Waupun-based Westra Construction Inc., which shut down in 2005, was the general contractor for the new high school and finished building it in 2001. B & B installed the sensors that activated the lights in the room.

Westra can still be held financially liable through its insurance company, Madison-based WEA Insurance Corp. Steven Schlitz, an attorney with Johnson & Schlitz SC, Eau Claire, who is representing Westra, declined to comment for this story.

Although Westra and B & B finished their work and turned the building over to the district by early 2002, Manydeeds said, the jury still found both parties negligent.

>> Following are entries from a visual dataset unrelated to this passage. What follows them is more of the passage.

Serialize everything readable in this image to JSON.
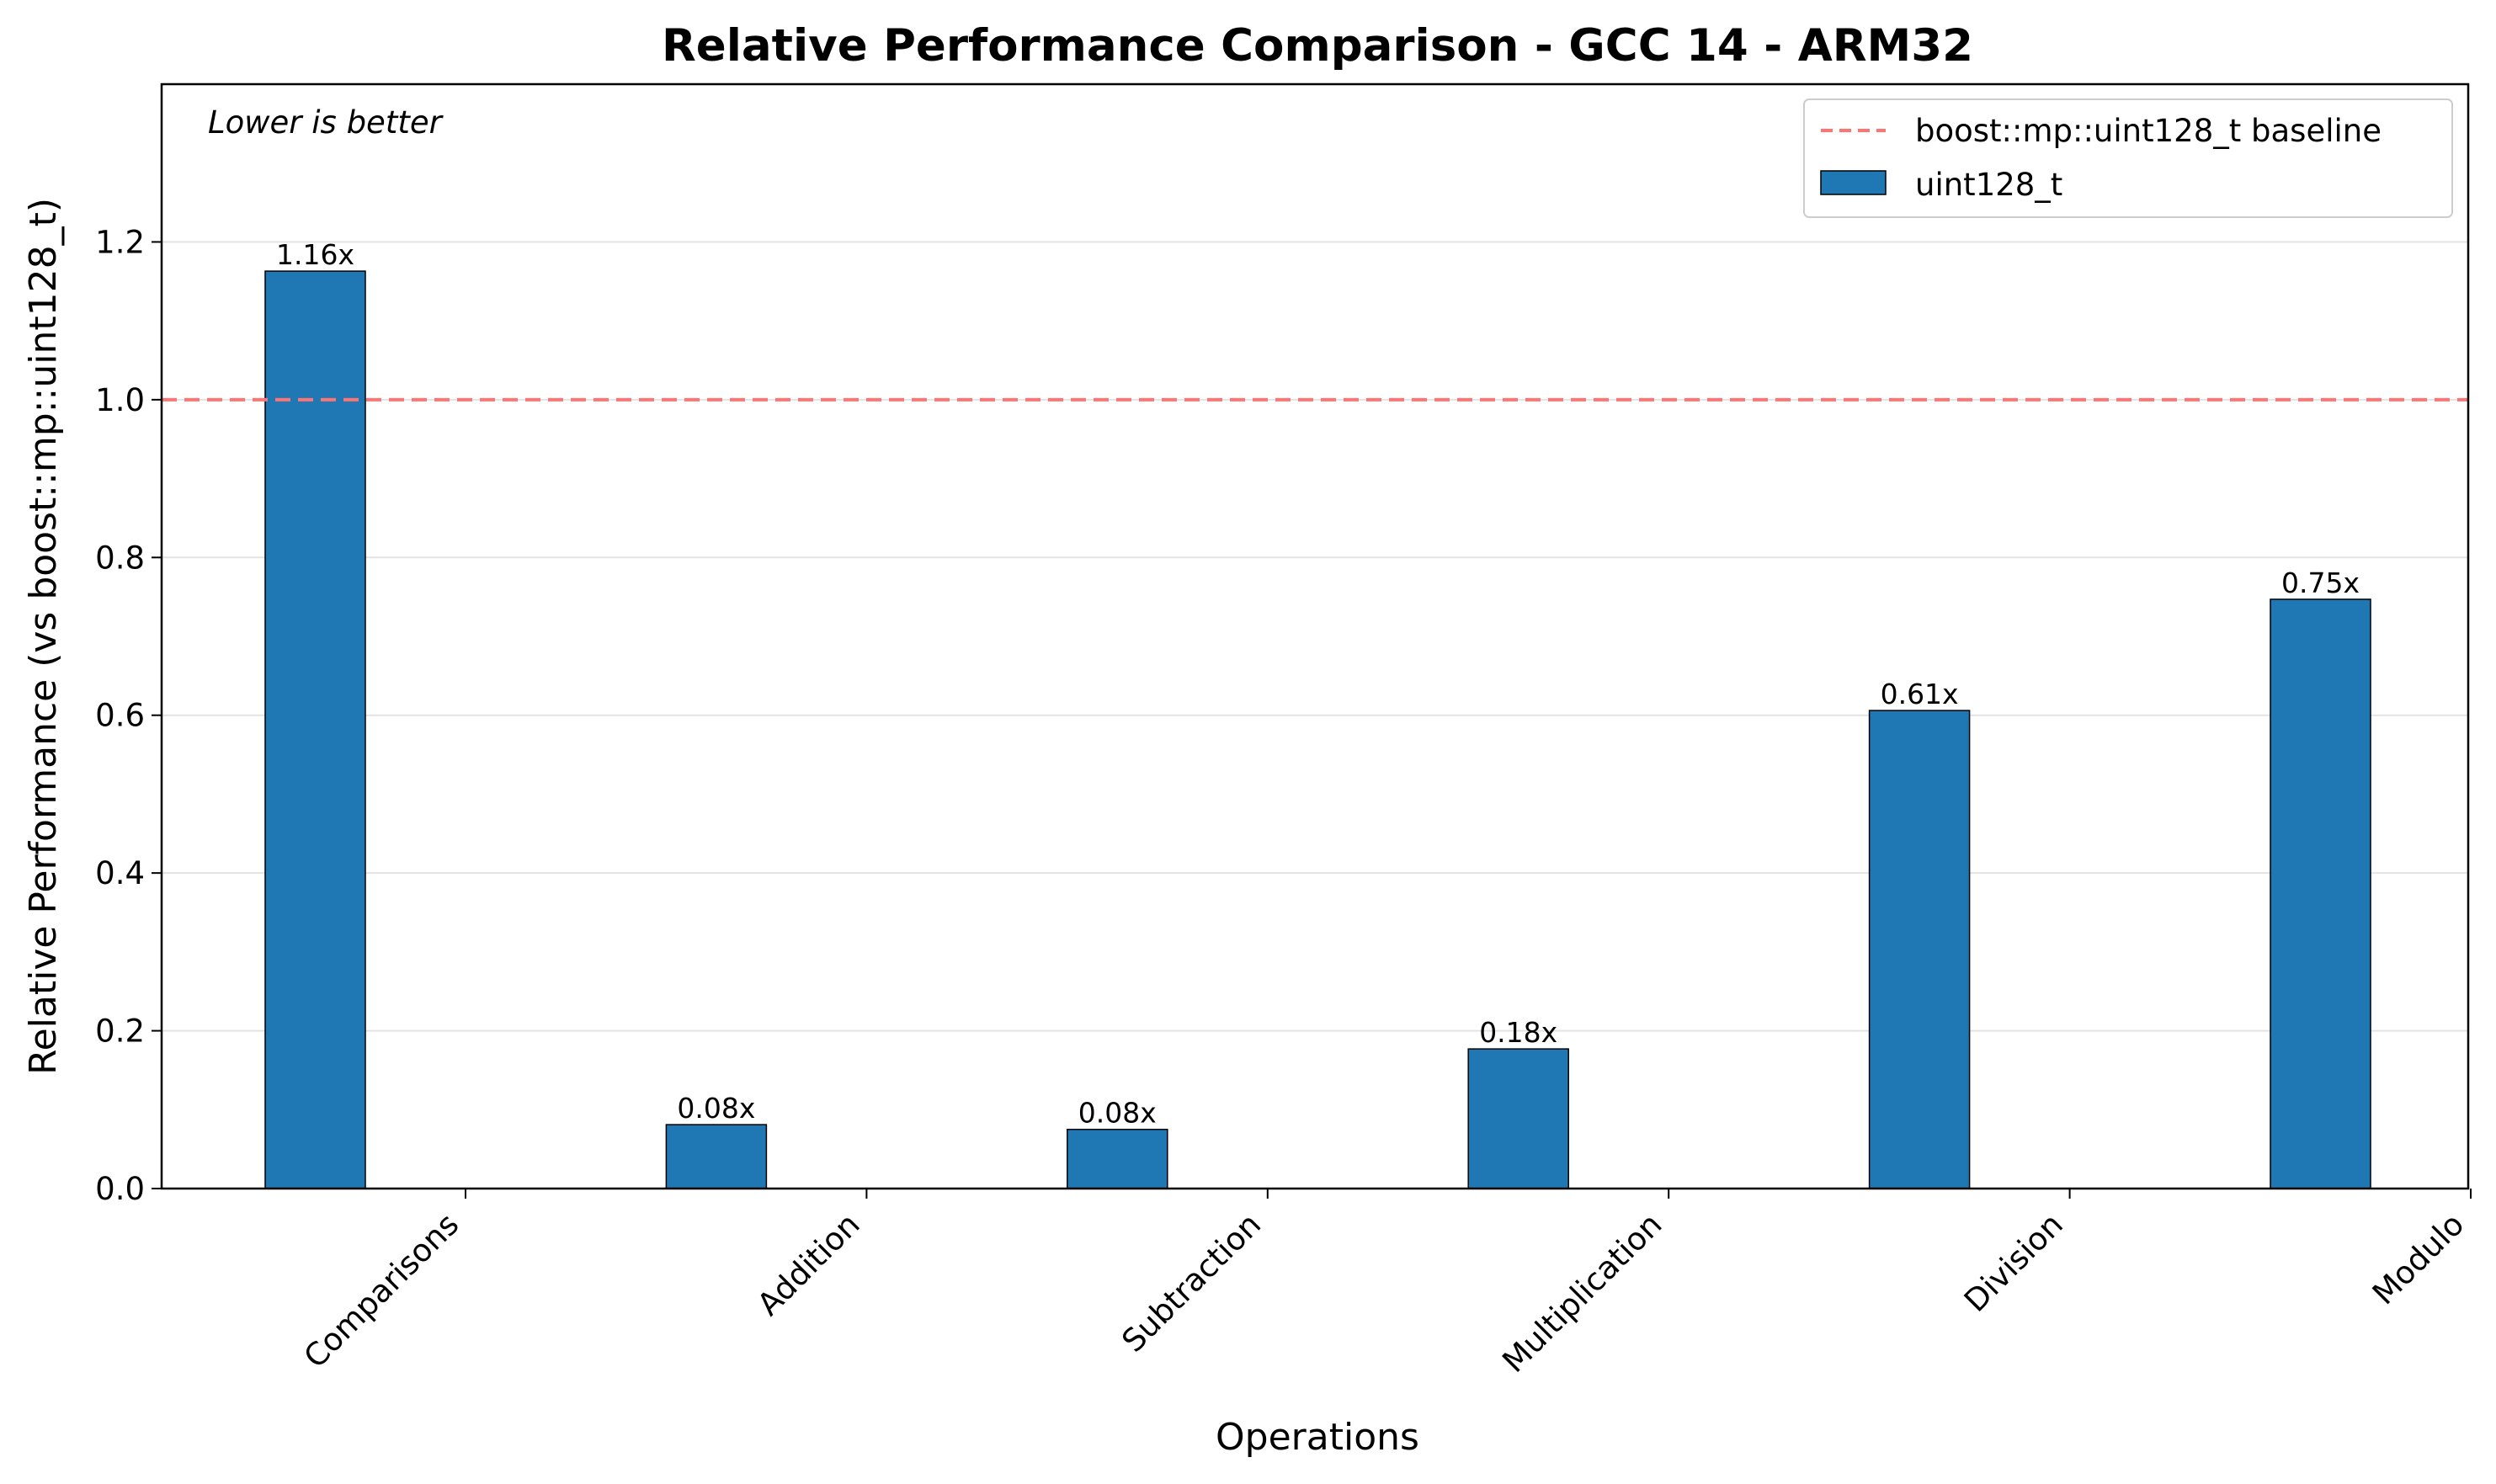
{
  "chart_data": {
    "type": "bar",
    "title": "Relative Performance Comparison - GCC 14 - ARM32",
    "xlabel": "Operations",
    "ylabel": "Relative Performance (vs boost::mp::uint128_t)",
    "annotation": "Lower is better",
    "categories": [
      "Comparisons",
      "Addition",
      "Subtraction",
      "Multiplication",
      "Division",
      "Modulo"
    ],
    "series": [
      {
        "name": "uint128_t",
        "values": [
          1.163,
          0.081,
          0.075,
          0.177,
          0.606,
          0.747
        ],
        "labels": [
          "1.16x",
          "0.08x",
          "0.08x",
          "0.18x",
          "0.61x",
          "0.75x"
        ],
        "color": "#1f77b4"
      }
    ],
    "baseline": {
      "name": "boost::mp::uint128_t baseline",
      "value": 1.0,
      "color": "#ff7373"
    },
    "ylim": [
      0,
      1.4
    ],
    "yticks": [
      0.0,
      0.2,
      0.4,
      0.6,
      0.8,
      1.0,
      1.2
    ],
    "ytick_labels": [
      "0.0",
      "0.2",
      "0.4",
      "0.6",
      "0.8",
      "1.0",
      "1.2"
    ],
    "grid": "y",
    "legend_position": "top-right"
  }
}
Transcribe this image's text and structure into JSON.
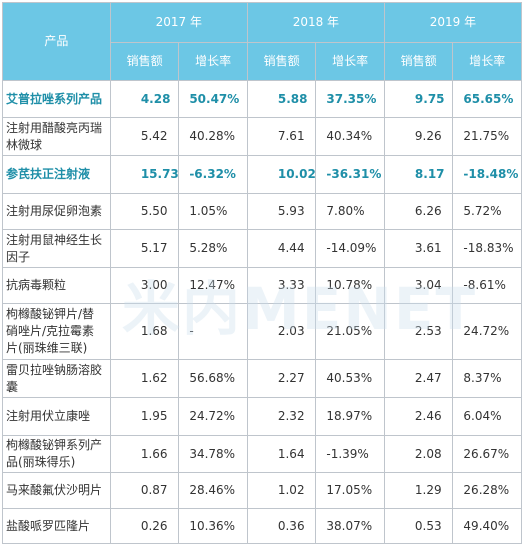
{
  "header": {
    "product": "产品",
    "years": [
      "2017 年",
      "2018 年",
      "2019 年"
    ],
    "sales": "销售额",
    "growth": "增长率"
  },
  "rows": [
    {
      "name": "艾普拉唑系列产品",
      "highlight": true,
      "values": [
        "4.28",
        "50.47%",
        "5.88",
        "37.35%",
        "9.75",
        "65.65%"
      ]
    },
    {
      "name": "注射用醋酸亮丙瑞林微球",
      "highlight": false,
      "values": [
        "5.42",
        "40.28%",
        "7.61",
        "40.34%",
        "9.26",
        "21.75%"
      ]
    },
    {
      "name": "参芪扶正注射液",
      "highlight": true,
      "values": [
        "15.73",
        "-6.32%",
        "10.02",
        "-36.31%",
        "8.17",
        "-18.48%"
      ]
    },
    {
      "name": "注射用尿促卵泡素",
      "highlight": false,
      "values": [
        "5.50",
        "1.05%",
        "5.93",
        "7.80%",
        "6.26",
        "5.72%"
      ]
    },
    {
      "name": "注射用鼠神经生长因子",
      "highlight": false,
      "values": [
        "5.17",
        "5.28%",
        "4.44",
        "-14.09%",
        "3.61",
        "-18.83%"
      ]
    },
    {
      "name": "抗病毒颗粒",
      "highlight": false,
      "values": [
        "3.00",
        "12.47%",
        "3.33",
        "10.78%",
        "3.04",
        "-8.61%"
      ]
    },
    {
      "name": "枸橼酸铋钾片/替硝唑片/克拉霉素片(丽珠维三联)",
      "highlight": false,
      "values": [
        "1.68",
        "-",
        "2.03",
        "21.05%",
        "2.53",
        "24.72%"
      ]
    },
    {
      "name": "雷贝拉唑钠肠溶胶囊",
      "highlight": false,
      "values": [
        "1.62",
        "56.68%",
        "2.27",
        "40.53%",
        "2.47",
        "8.37%"
      ]
    },
    {
      "name": "注射用伏立康唑",
      "highlight": false,
      "values": [
        "1.95",
        "24.72%",
        "2.32",
        "18.97%",
        "2.46",
        "6.04%"
      ]
    },
    {
      "name": "枸橼酸铋钾系列产品(丽珠得乐)",
      "highlight": false,
      "values": [
        "1.66",
        "34.78%",
        "1.64",
        "-1.39%",
        "2.08",
        "26.67%"
      ]
    },
    {
      "name": "马来酸氟伏沙明片",
      "highlight": false,
      "values": [
        "0.87",
        "28.46%",
        "1.02",
        "17.05%",
        "1.29",
        "26.28%"
      ]
    },
    {
      "name": "盐酸哌罗匹隆片",
      "highlight": false,
      "values": [
        "0.26",
        "10.36%",
        "0.36",
        "38.07%",
        "0.53",
        "49.40%"
      ]
    }
  ],
  "watermark": "米内MENET"
}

“(The accident) was after the 12-month warranty period had gone by, and no one told us of any problems or difficulties,” he said. “There was a punch list, and there were final walkthroughs. There were never any complaints.”

Rohde said Bishop reported the problem to school officials before the accident took place. While Manydeeds said B & B was never contacted, Rohde said that is part of the problem.

“The issue here is whether the contractor and subcontractor should have been in better contact to begin with,” Rohde said. “The sensors were installed wrong. They weren’t done according to final drawings. Can you do something wrong and, after the warranty period, just walk away and wipe your hands?”

The suit could not be brought against the school alone, Manydeeds said, because the only legal remedy Bishop had against the school was worker’s compensation benefits.

The jury found the school partially negligent in the case but did not recommend a financial penalty.

Brian Mullins, a construction attorney with Madison-based Axley Brynelson LLP, said Wisconsin does not have a reputation for juries repeatedly siding with plaintiffs, but juries can be swayed by the presentation of facts.

“It certainly is fair to ask: How can a contractor be responsible years later?” he said. “But there are several protective measures in place for that kind of judgment, too.

A defendant, Mullins said, can ask a judge to overrule a jury’s verdict or appeal the case. He said the state also has a statute of repose, which limits when a lawsuit can be filed against a contractor after a project is completed.

The limit is 10 years, but if the River Falls judgment holds, Mullins said, contractors should not begin a 10-year worrying period after finishing a project.

“This kind of case does not come up that often at all,” he said. “And if there is a problem with the jury’s ruling, in most cases, it gets corrected.”